De acordo com o relatório, muitas vidas podem ser salvas mediante a redução das desigualdades no mundo. Se todos os países tivessem alcançado a taxa média de mortalidade dos países de elevado rendimento, 87% das mortes de crianças menores de cinco anos poderiam ter sido evitadas e quase 5 milhões de vidas poderiam ter sido salvas em 2016.
“Em 2017, é impensável que a gravidez e o parto continuem a colocar a vida das mulheres em risco e que 7.000 recém-nascidos continuem a morrer todos os dias”, afirma Tim Evans, Director Sénior da Saúde, Nutrição e População no Grupo do Banco Mundial. “A melhor forma de medir o sucesso da cobertura universal de saúde não consiste apenas na facilidade do acesso de todas as mães aos cuidados de saúde, mas também pela qualidade do atendimento e pelo baixo custo dos serviços, para que possam garantir uma vida saudável e produtiva aos seus filhos e à sua família. Estamos empenhados em aumentar o nosso financiamento para responder às necessidades dos países nesta área, nomeadamente através de projectos inovadores como o Mecanismo de Financiamento Mundial.”

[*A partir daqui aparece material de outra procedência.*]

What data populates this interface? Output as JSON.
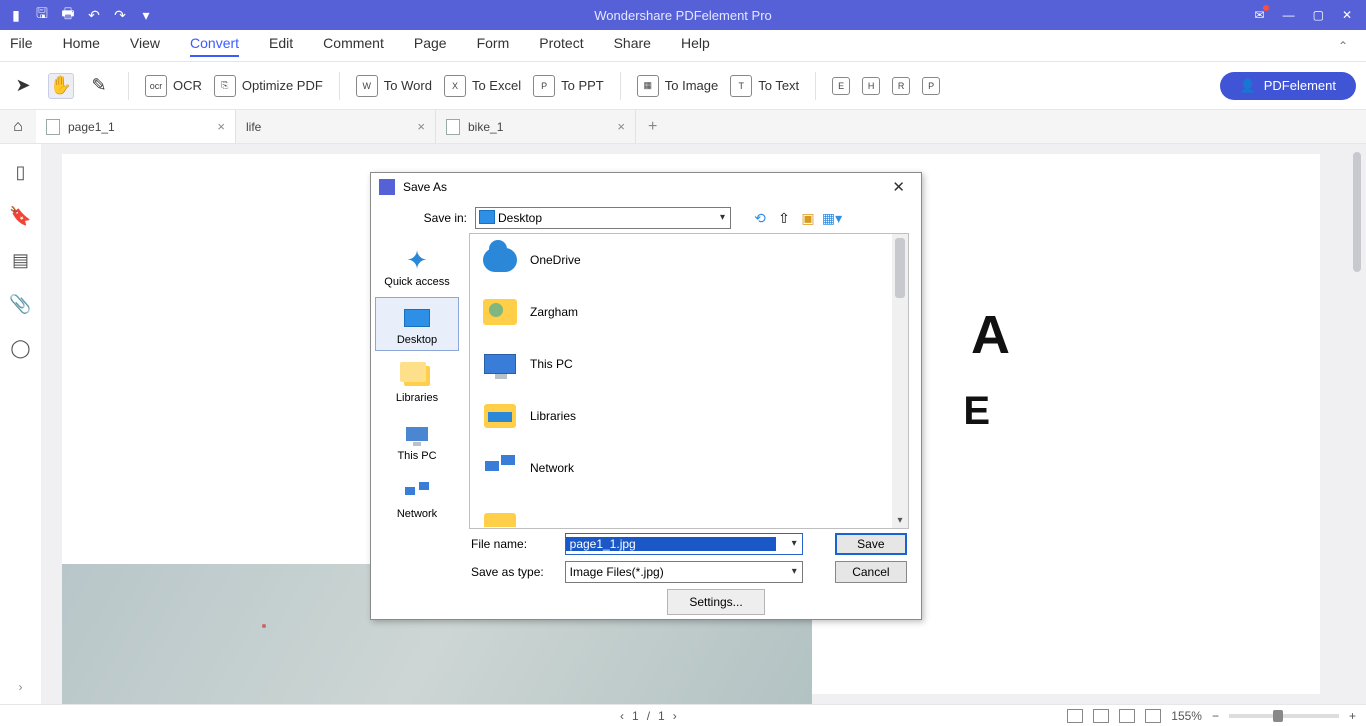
{
  "app": {
    "title": "Wondershare PDFelement Pro",
    "brand_button": "PDFelement"
  },
  "menu": {
    "items": [
      "File",
      "Home",
      "View",
      "Convert",
      "Edit",
      "Comment",
      "Page",
      "Form",
      "Protect",
      "Share",
      "Help"
    ],
    "active_index": 3
  },
  "toolbar": {
    "ocr": "OCR",
    "optimize": "Optimize PDF",
    "to_word": "To Word",
    "to_excel": "To Excel",
    "to_ppt": "To PPT",
    "to_image": "To Image",
    "to_text": "To Text"
  },
  "tabs": [
    {
      "label": "page1_1",
      "active": true
    },
    {
      "label": "life",
      "active": false
    },
    {
      "label": "bike_1",
      "active": false
    }
  ],
  "document": {
    "letter_a": "A",
    "letter_e": "E"
  },
  "status": {
    "page_current": "1",
    "page_sep": "/",
    "page_total": "1",
    "zoom": "155%"
  },
  "dialog": {
    "title": "Save As",
    "save_in_label": "Save in:",
    "save_in_value": "Desktop",
    "places": [
      {
        "id": "quick",
        "label": "Quick access"
      },
      {
        "id": "desktop",
        "label": "Desktop",
        "selected": true
      },
      {
        "id": "libraries",
        "label": "Libraries"
      },
      {
        "id": "thispc",
        "label": "This PC"
      },
      {
        "id": "network",
        "label": "Network"
      }
    ],
    "items": [
      {
        "icon": "cloud",
        "label": "OneDrive"
      },
      {
        "icon": "userfolder",
        "label": "Zargham"
      },
      {
        "icon": "pc",
        "label": "This PC"
      },
      {
        "icon": "libs",
        "label": "Libraries"
      },
      {
        "icon": "net",
        "label": "Network"
      }
    ],
    "file_name_label": "File name:",
    "file_name_value": "page1_1.jpg",
    "save_type_label": "Save as type:",
    "save_type_value": "Image Files(*.jpg)",
    "save_btn": "Save",
    "cancel_btn": "Cancel",
    "settings_btn": "Settings..."
  }
}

A pneumonia e a diarreia estão no topo da lista de doenças infecciosas que custaram a vida a milhões de crianças com menos de cinco anos em todo o mundo, tendo causado 16% e 8% dessas mortes, respectivamente. As complicações relacionadas com o parto prematuro e as complicações durante o trabalho de parto ou nascimento foram responsáveis por 30% das mortes neonatais em 2016. Além dos 5,6 milhões de mortes de crianças menores de cinco anos, registam-se ainda 2,6 milhões casos de nados-mortos por ano, a maioria dos quais evitável.
Podemos pôr fim às mortes infantis evitáveis mediante a melhoria do acesso a profissionais de saúde qualificados durante a gravidez e no momento do parto; e do acesso a intervenções que salvam vidas, como a vacinação, o aleitamento materno e medicamentos de baixo custo, bem como acesso a água e saneamento, que estão actualmente fora do alcance das comunidades mais pobres do mundo.
Pela primeira vez, foram incluídos no relatório os dados sobre a mortalidade de crianças entre 5 e 14 anos, destacando outras causas de morte, como acidentes e lesões. Quase um milhão de crianças entre 5 e 14 anos morreram em 2016.
“Este novo relatório destaca os notáveis progressos alcançados desde 2000 na redução da taxa de mortalidade dos menores de cinco anos”, disse o Sr. Zhenmin Liu, Secretário-Geral Adjunto da ONU para Assuntos Económicos e Sociais. “Apesar destes progressos, continuam a registar-se grandes desigualdades na sobrevivência infantil entre regiões e países, particularmente na África subsariana. No entanto, intervenções simples e económicas, realizadas antes, durante e imediatamente após o nascimento, são suficientes para evitar muitas das mortes que ocorrem. Reduzir as desigualdades e ajudar os recém-nascidos, as crianças e as mães mais vulneráveis é essencial se quisermos alcançar o Objectivo de Desenvolvimento Sustentável de pôr fim às mortes evitáveis e assegurar que ninguém fica para trás. ”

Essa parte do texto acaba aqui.